Thread: integer to pointer without cast

Code:

int criar_contacto()
{
	char name[33], bday[11];
	int cell_phone;

	printf("Introduza o Nome do contacto:\n");

	get_string(name, 33);

	printf("%s", name); // This is just for test purpose


	return 1;
}

void get_string(char *string_to_get, size_t string_size)
{
	int i;

	fgets(*string_to_get, string_size, stdin);

	for(i=0; i<string_size; i++)
	{
		if(string_to_get[i]=='\n')
			{
				string_to_get[i]='\0';
				break;
			}
	}
}

So the first obvious problem here is in "get_string", Eclipse(A linux C SDK) is telling me that "passing argument 1 of ‘fgets’ makes pointer from integer without a cast".

I've got no idea of what it means, I've googled it though, found many things about it but I didn't managed to figure it out by myself.

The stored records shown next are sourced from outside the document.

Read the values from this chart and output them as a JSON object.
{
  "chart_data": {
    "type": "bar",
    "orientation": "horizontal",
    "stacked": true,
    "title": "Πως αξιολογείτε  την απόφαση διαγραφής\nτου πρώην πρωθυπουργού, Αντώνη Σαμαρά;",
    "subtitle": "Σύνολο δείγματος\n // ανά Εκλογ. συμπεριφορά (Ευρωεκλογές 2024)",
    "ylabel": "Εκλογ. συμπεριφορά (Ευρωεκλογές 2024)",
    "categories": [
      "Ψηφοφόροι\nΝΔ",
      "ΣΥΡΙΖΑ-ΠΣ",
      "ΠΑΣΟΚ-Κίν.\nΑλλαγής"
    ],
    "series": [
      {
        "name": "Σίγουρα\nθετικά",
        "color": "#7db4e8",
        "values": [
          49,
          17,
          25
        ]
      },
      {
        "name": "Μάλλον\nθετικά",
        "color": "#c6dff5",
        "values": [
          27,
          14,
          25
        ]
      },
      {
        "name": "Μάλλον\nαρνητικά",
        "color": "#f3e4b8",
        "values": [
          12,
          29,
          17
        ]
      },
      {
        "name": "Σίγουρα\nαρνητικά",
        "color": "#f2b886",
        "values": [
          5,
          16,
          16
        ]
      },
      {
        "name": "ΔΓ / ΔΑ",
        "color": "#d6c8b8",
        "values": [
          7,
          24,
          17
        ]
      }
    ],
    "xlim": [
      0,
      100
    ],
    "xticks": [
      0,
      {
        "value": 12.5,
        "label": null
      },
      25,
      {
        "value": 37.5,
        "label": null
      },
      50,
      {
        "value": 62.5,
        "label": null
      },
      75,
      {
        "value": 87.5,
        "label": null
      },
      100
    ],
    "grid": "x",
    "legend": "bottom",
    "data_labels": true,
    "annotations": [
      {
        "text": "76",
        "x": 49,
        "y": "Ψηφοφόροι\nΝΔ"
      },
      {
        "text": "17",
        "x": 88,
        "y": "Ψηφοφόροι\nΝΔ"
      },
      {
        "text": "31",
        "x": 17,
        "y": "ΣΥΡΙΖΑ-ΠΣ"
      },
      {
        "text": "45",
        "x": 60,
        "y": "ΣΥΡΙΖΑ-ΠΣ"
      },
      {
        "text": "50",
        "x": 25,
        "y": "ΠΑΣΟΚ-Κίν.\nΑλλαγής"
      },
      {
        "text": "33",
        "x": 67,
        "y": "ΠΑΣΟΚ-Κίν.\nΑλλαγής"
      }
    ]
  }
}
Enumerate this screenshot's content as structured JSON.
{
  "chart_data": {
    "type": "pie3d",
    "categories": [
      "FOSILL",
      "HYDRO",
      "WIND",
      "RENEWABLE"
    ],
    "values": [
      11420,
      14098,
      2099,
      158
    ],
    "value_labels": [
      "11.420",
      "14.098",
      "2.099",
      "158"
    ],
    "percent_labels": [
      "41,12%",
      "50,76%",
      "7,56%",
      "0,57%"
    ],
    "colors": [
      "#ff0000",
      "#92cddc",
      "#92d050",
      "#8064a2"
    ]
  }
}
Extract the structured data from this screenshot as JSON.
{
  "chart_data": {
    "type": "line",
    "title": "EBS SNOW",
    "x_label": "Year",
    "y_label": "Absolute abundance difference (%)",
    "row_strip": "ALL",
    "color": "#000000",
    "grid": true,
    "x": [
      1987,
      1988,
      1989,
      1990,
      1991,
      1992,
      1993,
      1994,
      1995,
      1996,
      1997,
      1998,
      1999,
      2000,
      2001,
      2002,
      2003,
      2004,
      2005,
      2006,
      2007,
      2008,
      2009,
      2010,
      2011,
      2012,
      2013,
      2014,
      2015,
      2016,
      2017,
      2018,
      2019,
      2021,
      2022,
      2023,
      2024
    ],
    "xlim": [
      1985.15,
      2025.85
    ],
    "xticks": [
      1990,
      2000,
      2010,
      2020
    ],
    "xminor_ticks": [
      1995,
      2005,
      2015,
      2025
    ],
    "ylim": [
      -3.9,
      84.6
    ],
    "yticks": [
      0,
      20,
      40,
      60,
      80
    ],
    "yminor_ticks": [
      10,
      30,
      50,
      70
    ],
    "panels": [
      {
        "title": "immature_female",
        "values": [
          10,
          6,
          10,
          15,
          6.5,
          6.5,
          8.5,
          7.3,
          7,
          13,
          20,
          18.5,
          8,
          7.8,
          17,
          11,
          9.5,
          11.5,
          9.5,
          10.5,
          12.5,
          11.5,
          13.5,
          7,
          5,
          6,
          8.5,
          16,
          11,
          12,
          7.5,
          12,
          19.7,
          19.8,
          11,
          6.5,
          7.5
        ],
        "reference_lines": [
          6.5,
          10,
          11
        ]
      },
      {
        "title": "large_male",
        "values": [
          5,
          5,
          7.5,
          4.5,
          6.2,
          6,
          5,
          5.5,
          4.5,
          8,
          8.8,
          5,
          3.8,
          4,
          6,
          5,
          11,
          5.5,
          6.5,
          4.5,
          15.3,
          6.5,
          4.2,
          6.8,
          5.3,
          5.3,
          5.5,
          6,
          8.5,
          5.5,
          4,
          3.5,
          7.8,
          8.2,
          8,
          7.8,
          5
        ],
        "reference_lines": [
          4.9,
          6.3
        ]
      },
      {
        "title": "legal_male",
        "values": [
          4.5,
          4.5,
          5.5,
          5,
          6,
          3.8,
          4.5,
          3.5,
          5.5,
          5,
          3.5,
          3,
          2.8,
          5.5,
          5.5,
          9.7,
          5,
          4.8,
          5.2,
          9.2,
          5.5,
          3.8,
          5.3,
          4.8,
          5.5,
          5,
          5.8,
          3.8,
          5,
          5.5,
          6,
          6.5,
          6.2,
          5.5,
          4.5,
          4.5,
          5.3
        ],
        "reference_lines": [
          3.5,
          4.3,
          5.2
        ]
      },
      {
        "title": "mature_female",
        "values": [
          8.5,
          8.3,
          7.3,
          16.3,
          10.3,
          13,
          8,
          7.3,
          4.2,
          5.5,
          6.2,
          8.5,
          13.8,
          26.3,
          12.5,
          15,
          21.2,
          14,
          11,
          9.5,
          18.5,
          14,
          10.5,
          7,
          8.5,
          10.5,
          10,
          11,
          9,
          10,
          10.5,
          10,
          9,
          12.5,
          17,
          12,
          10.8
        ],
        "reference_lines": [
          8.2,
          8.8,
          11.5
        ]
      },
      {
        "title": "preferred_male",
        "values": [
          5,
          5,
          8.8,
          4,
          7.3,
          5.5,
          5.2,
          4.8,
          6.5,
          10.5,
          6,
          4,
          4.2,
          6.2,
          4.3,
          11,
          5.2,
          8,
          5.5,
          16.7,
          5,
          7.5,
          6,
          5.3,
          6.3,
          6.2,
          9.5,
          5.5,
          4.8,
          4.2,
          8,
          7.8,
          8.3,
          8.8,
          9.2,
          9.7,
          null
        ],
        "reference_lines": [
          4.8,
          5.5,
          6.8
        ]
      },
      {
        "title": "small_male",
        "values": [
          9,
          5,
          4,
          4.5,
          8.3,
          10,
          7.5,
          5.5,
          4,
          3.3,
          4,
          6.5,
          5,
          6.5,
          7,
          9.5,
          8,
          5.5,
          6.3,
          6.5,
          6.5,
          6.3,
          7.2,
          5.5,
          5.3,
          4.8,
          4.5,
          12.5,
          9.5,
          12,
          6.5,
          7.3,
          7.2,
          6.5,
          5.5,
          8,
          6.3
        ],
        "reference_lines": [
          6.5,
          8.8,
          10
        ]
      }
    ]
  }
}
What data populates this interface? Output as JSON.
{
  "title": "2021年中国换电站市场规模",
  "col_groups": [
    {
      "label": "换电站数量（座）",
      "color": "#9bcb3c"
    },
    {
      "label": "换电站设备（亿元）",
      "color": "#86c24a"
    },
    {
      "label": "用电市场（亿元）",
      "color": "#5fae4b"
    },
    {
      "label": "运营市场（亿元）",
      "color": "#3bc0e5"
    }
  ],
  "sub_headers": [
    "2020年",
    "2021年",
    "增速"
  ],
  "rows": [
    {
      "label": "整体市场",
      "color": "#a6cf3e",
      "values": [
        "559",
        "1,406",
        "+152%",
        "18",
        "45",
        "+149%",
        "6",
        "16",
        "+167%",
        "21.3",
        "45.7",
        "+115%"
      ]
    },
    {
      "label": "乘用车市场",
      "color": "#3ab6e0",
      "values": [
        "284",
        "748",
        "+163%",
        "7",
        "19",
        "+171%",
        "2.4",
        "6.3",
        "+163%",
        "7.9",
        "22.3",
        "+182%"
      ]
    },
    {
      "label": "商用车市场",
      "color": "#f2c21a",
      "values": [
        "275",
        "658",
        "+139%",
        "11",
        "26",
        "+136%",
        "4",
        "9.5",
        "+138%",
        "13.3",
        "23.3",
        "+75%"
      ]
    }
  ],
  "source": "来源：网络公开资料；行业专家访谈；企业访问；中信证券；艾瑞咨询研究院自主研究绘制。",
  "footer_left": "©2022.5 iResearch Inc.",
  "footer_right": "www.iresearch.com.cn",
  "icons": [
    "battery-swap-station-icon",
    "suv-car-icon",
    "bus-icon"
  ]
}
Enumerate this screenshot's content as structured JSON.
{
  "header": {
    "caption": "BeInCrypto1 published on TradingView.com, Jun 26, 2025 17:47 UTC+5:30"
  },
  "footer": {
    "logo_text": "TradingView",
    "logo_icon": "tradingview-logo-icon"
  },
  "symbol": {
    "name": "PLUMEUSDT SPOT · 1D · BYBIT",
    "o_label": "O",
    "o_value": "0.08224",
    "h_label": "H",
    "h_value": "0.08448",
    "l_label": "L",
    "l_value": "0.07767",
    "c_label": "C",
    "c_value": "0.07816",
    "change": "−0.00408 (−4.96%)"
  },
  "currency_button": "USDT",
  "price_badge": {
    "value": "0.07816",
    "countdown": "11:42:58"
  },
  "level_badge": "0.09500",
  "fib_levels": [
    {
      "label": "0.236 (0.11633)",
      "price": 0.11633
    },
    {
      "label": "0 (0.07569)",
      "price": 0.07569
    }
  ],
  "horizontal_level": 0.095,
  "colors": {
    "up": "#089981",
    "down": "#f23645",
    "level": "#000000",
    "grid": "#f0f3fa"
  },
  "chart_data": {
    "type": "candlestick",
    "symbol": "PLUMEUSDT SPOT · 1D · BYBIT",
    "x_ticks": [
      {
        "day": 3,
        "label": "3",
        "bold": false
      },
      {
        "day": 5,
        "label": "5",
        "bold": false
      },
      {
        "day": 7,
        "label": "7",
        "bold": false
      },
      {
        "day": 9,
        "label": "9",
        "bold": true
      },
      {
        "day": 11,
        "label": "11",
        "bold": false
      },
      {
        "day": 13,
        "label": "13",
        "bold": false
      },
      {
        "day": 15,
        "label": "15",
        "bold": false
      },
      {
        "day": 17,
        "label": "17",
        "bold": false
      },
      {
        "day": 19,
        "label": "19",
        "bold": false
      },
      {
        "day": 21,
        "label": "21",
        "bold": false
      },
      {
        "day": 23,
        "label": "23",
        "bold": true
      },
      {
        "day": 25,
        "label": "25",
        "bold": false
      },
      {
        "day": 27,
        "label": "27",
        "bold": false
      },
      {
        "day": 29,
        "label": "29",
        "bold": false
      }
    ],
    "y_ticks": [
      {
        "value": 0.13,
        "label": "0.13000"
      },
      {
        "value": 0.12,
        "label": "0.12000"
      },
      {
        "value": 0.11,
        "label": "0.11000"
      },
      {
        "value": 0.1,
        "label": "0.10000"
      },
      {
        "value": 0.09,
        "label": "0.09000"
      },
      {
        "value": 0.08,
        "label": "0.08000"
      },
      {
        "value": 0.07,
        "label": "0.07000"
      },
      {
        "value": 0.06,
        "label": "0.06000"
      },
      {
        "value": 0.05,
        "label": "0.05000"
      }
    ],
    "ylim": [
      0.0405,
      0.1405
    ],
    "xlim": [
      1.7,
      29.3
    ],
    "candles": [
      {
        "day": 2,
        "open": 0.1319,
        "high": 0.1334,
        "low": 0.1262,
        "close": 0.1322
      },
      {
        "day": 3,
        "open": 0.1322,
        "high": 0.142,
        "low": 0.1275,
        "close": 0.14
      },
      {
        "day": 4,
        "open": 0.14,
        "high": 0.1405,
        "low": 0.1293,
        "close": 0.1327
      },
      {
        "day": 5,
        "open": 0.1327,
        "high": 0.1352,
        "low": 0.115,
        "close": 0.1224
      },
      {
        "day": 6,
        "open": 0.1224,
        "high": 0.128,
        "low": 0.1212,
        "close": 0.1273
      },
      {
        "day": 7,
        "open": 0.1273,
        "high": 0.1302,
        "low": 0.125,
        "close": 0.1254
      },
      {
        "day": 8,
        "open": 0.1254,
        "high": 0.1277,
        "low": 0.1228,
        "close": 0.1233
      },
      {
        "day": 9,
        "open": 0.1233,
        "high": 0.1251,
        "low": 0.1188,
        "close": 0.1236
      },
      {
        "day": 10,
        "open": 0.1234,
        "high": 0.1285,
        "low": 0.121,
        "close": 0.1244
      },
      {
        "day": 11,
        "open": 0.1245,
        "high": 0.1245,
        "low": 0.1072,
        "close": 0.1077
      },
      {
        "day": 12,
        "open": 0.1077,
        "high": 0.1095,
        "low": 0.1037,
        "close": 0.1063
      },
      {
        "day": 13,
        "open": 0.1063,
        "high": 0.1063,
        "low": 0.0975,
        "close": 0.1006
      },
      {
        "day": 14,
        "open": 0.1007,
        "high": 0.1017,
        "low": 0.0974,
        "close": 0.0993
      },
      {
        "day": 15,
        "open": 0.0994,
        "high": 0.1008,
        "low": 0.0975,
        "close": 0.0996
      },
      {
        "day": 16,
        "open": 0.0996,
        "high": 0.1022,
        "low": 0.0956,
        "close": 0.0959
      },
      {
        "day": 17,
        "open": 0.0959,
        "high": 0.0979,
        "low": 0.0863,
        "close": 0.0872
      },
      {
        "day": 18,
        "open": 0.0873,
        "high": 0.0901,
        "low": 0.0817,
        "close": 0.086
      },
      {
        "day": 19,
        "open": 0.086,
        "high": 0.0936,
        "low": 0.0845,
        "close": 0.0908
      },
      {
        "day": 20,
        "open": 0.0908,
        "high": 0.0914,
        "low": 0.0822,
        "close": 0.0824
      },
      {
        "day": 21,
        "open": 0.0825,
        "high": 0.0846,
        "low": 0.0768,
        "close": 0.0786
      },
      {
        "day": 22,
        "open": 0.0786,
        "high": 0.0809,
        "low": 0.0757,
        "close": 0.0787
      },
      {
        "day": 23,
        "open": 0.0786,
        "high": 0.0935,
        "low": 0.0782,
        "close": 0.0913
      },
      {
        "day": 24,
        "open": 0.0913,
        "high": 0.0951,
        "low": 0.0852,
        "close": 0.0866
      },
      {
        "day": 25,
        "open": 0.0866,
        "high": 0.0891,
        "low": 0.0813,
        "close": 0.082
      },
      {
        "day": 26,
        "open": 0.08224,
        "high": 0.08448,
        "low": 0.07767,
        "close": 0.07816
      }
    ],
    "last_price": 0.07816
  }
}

The code compiles flawlessly, but when I use criar_contacto() which calls get_string() my app just terminates. My main() is just a switch case to create a menu where each case calls a fuction.

My get_string is suposed to get a string with fgets and then cut the "\n" from it, so I don't always have to write the loop to have it done.

I'm trying to make a "notebook for cell phone numbers" (I'm portuguese so I guess that's not what you guys call it, but i hope you get it).

Thanks in advance,

Hugo Ribeira

You want:

Code:

	fgets(string_to_get, string_size, stdin);

The error is because you are passing the first char in string_to_get instead of the whole string. Char is an integer type, the string is a pointer type. Ergo conversion from integer to pointer without a cast.

It works now, but I don't understand why.

what goes in that argument is name[], right? which acts as a pointer, so shouldn't I call the argument type a pointer as well?

EDIT: Understood, thank you.

What goes in that argument is a pointer to a string - not a char pointer to a pointer to a string.

Use string_to_get, just like you would use name.